HSE Academic Is Reviving the Spirit of Socrates
HSE Assistant Professor of Philosophy, Aaron James Wendland, recently launched a popular philosophy column in a prominent British Magazine: The New Statesman. In this interview, we ask Aaron about his research interests, his experience at HSE, and the rationale behind his new column on popular philosophy.
Aaron James Wendland, Assistant Professor at the HSE School of Philosophy
From Prof Wendland’s personal archive
— Congratulations on the column you are now running in the New Statesman! What motivated you to establish a popular outlet for philosophy?
— I’ve long been interested in politics and philosophy. And if politics is the art of practical activity and philosophy is the art of thinking, then surely it is worth doing some thinking before we act. So, I decided to create a space for publicly-minded academics to draw on their experience and education in order to address contemporary social and political issues.
— As a relatively new international faculty member at the HSE’s School of Philosophy, can you tell us a bit about your background and research interests?
— Prior to coming to the HSE, I completed a Doctorate in Philosophy at Somerville College, Oxford. My DPhil thesis explored Heidegger’s accounts of agency and artistic creativity and it argued that the freedoms we associate with individual choice and innovative linguistic expression are based on our ability to respond to the wants and needs of others.
More recently, I published a collection of essays entitled: Heidegger on Technology. This book examines the threat modern technology poses to human agency and the natural environment and explores potential responses to that threat.
I also have an interest in aesthetics and the philosophy of art. And since Moscow has an esteemed art history and an edgy contemporary art scene, I decided to write some art criticism for The Moscow Times.
— Why did you choose to move to Moscow and take up a professorship at HSE?
— Having previously lived in London and New York, the energy and sheer amount of cultural activities on offer in Moscow was very attractive to me. I was also looking forward to the learning experience that comes when moving to a foreign country. And having now been in Moscow since January 2017, I appreciate the respect Muscovites have for the arts and their intellectual history.
As for the HSE, I was hired through the international faculty recruitement programme, and I saw the professorship I was offered in the School of Philosophy as an opportunity to do some interesting international work. Particularly, I had to choose between several standard professorships at various British and Canadian universities and a research professorship at the HSE that required me to engage with the international academic community and do what I can to enhance the HSE’s standing abroad. And given that I was keen to collaborate with academics around the world and do some serious philosophy, I decided the HSE was the right place for me.
— What sort of international activities have you been involved with since taking up your position at HSE?
— Apart from conferencing and publishing internationally, I founded an International Speaker Series with two of my colleagues in the School of Philosophy: Silver Bronzo and Ulrika Carlsson.
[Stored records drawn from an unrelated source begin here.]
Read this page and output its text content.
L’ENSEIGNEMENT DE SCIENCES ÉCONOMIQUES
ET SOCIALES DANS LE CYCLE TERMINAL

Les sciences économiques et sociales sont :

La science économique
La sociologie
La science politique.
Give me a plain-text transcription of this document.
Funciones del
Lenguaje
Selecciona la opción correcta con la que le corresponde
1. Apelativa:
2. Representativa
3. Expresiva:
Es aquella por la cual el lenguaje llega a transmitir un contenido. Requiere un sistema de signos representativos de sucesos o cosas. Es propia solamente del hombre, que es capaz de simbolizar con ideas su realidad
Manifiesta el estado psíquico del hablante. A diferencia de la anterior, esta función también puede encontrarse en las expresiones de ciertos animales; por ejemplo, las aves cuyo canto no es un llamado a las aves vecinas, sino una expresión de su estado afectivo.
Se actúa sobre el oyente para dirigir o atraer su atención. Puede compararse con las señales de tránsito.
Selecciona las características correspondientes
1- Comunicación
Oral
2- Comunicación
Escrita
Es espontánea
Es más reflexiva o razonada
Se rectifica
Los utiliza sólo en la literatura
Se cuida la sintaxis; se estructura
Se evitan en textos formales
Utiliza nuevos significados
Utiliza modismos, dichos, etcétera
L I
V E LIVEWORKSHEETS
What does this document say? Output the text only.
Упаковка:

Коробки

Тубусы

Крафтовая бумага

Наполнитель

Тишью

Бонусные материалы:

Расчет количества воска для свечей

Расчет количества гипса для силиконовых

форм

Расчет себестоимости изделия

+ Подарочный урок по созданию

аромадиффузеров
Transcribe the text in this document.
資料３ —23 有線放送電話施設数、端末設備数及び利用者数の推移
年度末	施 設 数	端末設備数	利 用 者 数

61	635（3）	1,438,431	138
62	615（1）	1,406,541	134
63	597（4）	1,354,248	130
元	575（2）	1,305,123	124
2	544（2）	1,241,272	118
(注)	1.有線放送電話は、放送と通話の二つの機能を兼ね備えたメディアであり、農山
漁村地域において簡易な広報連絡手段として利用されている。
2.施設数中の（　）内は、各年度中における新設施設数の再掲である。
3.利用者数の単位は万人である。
The speaker series is designed to: facilitate exchanges between the Russian academy and the international academic community; help grow the English-speaking philosophy group in Moscow; and provide our visiting speakers with a chance to receive some constructive criticism and helpful feedback on their work.
The column I launched in the New Statesman is also an important international initiative. Specifically, as a faculty member at HSE, I will be working with some of the most influential philosophers writing today, including: Judith Butler (UC Berkeley), Jeff McMahan (Oxford), Martha Nussbaum (Chicago), Peter Singer (Princeton), and Timothy Williamson (Oxford), and the essays I edit and publish in the New Statesman will be read by hundreds of thousands of people around the world.
— Speaking of your column, what are some of the themes you and your contributors will be discussing in the near future?
— As I said in my inaugural essay, Socrates was famous for questioning his fellow citizens about the nature of justice and courage and other such virtues, and the new column aims to follow Socrates’ lead: that is, the column is designed to be a site for reasonable disagreement over contentious issues, with the goal of fostering dialogue between engaged citizens across the ideological spectrum. To that end, I will be publishing a piece by Alia Al-Saji (McGill) on ‘Colonialism and the Burqa Ban’, an essay by Simon Blackburn (Cambridge) on ‘Post-truth and Fake News’, and an article by Philip Pettit (Princeton) on ‘Brexit and Referendums as Constitutional Reform’ in the weeks ahead.
— Do you have anything you would like to add about Moscow, the HSE, or your attempt to popularize philosophy?
— From what I understand, Russian bureaucracy is tricky to navigate for people who were born and raised in Russia. And if that’s true, then I’m sure it would be impossible for me to manage on my own! So, I want to thank my departmental coordinator, Daria Drozdova, and fine folks in the International Faculty Support Office for all their hard work!